1. Introduction
The Singapore Stone, which is a piece of monolithic sandstone, was initially discovered in 1819.
Figure 1 shows that the initial location of the monolith was at the mouth of the Singapore River. The inscription is still regarded as one of the most crucial and unrelenting epigraphic mysteries in Southeast Asia [
1].
The monument is connected with the maritime trade history of ancient Temasik, which was a fourteenth-century port city [
2,
3]. Temasik participated in broader regional economic and cultural networks [
2,
3]. The memory of the Stone is also kept alive in the local folklore. The legend of the strongman Badang, which appears in the
Sejarah Melayu (
Malay Annals), tells that he dropped a very big rock into the river [
4,
5]. In 1843, the Stone met its irreparable loss, when British engineers caused the explosion to make an opening to Fort Fullerton. This blew the monument to pieces (
Figure 2) [
1,
6]. The artefact that remained is housed in the National Museum of Singapore as a national treasure. It still reminds us of what has been lost and of the intellectual challenge that the inscription poses [
7,
8].
This speculation has lasted for two hundred years, and efforts to decipher the inscription have given more guesses than answers. This made the eroded surface of the script a hindrance to early work. Sir Stamford Raffles and Dr William Bland drew an incorrect conclusion on this matter, suggesting that the script was Pali [
9,
10]. Subsequently, theories of Tamil influence have been proposed (1834), such as those of Captain Peter James Begbies, who preceded the modern view that the writing is that of the Later Kawi school [
11,
12]. Nevertheless, there is a complicated history of this consensus. There is a scholarly dispute on the language used in the inscription, whether it is Old Javanese or Sanskrit. Even the diacritics are remarkably small, and thus hard to read in the Brahmic family of writing [
6,
13]. This interpretive stalemate shows a significant gap in the research. Computational methods may assist scientists to overcome the constraints of the traditional palaeographic analysis [
1,
14].
The physical history of the fragments is also complicated. After the destruction of the stone in 1843, some of the inscribed pieces were saved. They were deposited in the Museum of the Royal Asiatic Society in Calcutta (since renamed the Indian Museum) to be studied by Lieutenant-Colonel James Low [
1,
15,
16]. The works were left for decades in Calcutta. It is also suspected that much of the Stone was cut in Singapore into gravel, which further diluted the corpus [
6]. One piece was returned in 1918, which weighed 80 kg and measured 67 cm, and it is currently known as the Singapore Stone [
6,
17]. The rest of the pieces are believed to be in Calcutta, but their location is uncertain. This also endows the surviving text with even greater significance as it is the primary source of information [
1].
Figure 2.
As reported by [
18]. The three fragments of the Singapore stone.

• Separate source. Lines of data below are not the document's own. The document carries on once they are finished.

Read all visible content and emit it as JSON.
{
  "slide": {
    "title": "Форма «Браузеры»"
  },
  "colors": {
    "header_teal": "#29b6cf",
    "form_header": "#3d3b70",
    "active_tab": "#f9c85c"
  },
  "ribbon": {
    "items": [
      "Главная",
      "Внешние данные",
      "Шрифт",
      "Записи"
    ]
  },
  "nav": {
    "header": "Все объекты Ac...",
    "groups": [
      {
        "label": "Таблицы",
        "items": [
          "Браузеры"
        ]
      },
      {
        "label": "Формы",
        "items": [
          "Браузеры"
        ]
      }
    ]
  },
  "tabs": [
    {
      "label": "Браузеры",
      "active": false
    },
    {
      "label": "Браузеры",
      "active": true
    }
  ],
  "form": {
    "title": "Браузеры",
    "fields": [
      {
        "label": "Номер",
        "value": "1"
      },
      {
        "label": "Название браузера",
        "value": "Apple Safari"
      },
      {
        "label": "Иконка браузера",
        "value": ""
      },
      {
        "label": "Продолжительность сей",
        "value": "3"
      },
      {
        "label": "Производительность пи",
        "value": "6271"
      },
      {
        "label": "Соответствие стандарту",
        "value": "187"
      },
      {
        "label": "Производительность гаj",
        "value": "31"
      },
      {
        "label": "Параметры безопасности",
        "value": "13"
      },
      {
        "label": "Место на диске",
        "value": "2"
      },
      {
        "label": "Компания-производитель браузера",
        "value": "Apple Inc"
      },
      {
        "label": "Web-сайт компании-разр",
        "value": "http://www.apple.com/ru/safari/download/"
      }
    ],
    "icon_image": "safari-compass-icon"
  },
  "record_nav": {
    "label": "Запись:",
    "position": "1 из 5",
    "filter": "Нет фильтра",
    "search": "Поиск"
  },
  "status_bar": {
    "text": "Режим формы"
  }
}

The script itself is the most detailed contemporary investigation, which assigns the script to Later Kabi (
Figure 3). Lee and Perono Cacciafoco facilitate this classification with a long comparison with the Calcutta Stone, which is an inscription dated 1041 CE [
12,
13]. The two inscriptions have a lot of similar characters, which justifies that they be grouped together. Nevertheless, Lee and Perono Cacciafoco also give an aberration. Singapore Stone contains an abnormally low ratio of diacritics and clusters of characters. This is uncharacteristic of Kawi traditions, and it makes it directly more difficult to decipher [
13,
18]. The fact that the Stone is fractured contributes to this issue. It constrains our possibility to define ancient vowels of writing and the arrangement of syllables in Brahmic scripts. Considering these challenges, we promote computational and data-driven methods, which are capable of suggesting plausible reconstructions, rather than analyses.
A major gap in the literature is covered in this paper, which re-defines epigraphic restoration as a missing-data problem. We symbolise each of the surviving graphemes by a compact categorical ID, and we also make a note of every piece of lost text as a quantifiable number of character spaces. This representation maintains the locality of space of the inscription to be computed. The statistics are very scanty. Due to that reason, reconstruction is local and conservative. Our model is a smoothed first-order Markov transition model (bigram probabilities) that is trained on the observed immediately preceding IDs. We will then only propose reconstructions of short bounded internal gaps (contiguous NaN between observed IDs), restricted by a maximum length K (in a similar case, K = 5). Viterbi bridging is used to calculate the most probable completion of any viable gap. The next step is to estimate ambiguity with posterior marginals of a forward/back pass. We give such results as confidence scores and ordered sequences of alternatives. The proposed fillings can then be replicated by specialists in the form of grapheme exemplars to be inspected. This makes the workflow a process that can be repeated, not an automatic system of decipherment.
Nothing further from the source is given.